A circular swimming pool has diameter 60 feet and is centered in a fenced-in square region measuring 80 feet by 80 feet. a concrete sidewalk 5 feet wide encircles the pool, and the rest of the region is grass find the area of the concrete sidewalk.

If I read the question correctly, the information about the 80x80 fencing and the grass region are all irrelevant information.

In order to find the area of the side walk we are going to use the formula A=pi (r^2) where r = the radius. The diameter of the pool is 60 feet and the the sidewalk is 5 feet bigger all around meaning we had 5 feet to both sides of this 60 feet giving you an overall diameter of 70 feet (or 60 + 5*2). To find the radius take half of the diameter. 70/2 = 35.

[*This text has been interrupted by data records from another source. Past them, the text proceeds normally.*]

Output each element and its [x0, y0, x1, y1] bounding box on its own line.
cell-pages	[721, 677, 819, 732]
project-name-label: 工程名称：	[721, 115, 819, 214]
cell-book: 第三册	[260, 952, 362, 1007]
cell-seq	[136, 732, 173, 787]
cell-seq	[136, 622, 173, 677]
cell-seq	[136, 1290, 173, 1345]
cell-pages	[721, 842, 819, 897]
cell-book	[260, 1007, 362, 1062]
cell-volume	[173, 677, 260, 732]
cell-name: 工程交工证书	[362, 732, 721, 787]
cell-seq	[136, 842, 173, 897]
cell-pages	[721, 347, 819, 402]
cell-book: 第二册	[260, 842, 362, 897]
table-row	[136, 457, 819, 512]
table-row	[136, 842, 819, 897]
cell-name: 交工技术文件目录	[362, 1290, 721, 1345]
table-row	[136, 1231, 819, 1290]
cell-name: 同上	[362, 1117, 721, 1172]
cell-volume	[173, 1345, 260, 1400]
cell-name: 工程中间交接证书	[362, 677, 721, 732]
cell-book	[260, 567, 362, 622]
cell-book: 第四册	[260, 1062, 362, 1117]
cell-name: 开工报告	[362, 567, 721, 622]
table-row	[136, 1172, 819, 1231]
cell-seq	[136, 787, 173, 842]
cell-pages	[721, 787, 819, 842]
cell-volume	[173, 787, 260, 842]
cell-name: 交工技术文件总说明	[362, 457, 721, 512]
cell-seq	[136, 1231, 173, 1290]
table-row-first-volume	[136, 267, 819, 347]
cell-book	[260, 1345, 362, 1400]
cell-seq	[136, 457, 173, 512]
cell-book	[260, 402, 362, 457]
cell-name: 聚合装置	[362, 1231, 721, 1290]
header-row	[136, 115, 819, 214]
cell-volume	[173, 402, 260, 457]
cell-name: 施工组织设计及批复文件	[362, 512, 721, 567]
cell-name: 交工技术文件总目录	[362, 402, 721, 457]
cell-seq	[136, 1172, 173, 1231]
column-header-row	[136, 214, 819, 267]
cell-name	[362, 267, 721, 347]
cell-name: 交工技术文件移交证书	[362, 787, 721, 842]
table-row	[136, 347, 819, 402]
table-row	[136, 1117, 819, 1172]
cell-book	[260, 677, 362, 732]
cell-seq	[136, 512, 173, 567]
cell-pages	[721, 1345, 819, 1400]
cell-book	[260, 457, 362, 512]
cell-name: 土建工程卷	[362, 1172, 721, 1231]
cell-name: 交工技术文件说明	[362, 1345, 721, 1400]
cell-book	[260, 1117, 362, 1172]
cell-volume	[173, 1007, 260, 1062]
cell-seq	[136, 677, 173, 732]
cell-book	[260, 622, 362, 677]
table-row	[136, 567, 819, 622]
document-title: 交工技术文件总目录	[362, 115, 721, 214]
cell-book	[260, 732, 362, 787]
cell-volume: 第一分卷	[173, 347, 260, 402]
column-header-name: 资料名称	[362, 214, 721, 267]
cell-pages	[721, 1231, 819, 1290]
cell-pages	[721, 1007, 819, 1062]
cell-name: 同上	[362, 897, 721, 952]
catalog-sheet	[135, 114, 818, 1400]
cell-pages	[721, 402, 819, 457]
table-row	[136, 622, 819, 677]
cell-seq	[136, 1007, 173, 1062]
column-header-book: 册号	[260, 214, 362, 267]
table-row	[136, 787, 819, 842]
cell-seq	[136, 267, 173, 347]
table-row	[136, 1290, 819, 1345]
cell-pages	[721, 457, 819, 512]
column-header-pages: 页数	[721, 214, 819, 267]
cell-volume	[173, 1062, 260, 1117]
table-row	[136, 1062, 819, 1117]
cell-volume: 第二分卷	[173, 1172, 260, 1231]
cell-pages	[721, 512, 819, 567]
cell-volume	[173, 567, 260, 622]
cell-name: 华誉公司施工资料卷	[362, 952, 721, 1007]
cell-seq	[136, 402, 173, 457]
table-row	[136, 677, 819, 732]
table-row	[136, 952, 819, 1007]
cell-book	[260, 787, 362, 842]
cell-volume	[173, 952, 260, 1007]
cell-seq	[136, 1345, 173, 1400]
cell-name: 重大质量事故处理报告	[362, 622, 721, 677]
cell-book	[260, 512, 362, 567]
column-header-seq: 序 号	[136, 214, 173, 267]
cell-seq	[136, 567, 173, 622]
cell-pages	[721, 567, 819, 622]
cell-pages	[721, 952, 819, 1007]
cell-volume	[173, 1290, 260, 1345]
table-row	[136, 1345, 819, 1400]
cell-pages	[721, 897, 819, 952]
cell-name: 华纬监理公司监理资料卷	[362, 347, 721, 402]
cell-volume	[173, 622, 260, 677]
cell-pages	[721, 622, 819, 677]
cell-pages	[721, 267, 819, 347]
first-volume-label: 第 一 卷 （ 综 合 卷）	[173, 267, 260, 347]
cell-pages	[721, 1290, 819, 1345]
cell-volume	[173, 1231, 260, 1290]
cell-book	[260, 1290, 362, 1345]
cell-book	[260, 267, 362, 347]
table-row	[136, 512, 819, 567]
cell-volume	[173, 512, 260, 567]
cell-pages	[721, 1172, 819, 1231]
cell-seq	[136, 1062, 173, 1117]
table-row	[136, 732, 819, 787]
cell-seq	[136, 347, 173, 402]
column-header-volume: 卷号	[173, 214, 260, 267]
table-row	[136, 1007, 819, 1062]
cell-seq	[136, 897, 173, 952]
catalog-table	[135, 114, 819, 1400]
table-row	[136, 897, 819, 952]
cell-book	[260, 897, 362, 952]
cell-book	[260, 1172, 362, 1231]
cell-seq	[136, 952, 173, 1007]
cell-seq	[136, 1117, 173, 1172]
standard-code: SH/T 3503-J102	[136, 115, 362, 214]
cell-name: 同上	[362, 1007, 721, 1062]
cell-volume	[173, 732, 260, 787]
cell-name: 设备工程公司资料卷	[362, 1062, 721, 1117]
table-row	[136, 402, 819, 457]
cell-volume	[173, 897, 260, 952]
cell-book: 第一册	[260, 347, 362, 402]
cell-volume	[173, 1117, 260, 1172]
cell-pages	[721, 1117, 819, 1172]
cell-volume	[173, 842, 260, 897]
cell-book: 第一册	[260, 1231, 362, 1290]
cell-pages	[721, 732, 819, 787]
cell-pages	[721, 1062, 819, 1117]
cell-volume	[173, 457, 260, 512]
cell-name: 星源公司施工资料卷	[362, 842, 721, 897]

Now we plug in 35 to the equation. A = Pi (35^2) = 1225pi. Leave your answer like this as we are not finished and will need to round at the end for an accurate answer. This is NOT the end, that number is the area of the sidewalk AND the pool.

The sidewalk is not a full circle, just a border so we now have to find the area of the actual pool and subtract it from this 1225pi for the sidewalk's area. Same formula, Area = pi (r^2). The diameter of the pool is 60 meaning the radius is 30 (or 60/2). Plug into the equation, pi (30^2) = 900pi.

Now do 1225pi - 900pi to get 325pi. Break out your calculator and hit the approximation button. 325pi is approximately 1021.018 if rounded to 3 decimal places.

The area of the 5-foot wide sidewalk encircling the pool is approximately 1021.018 square feet.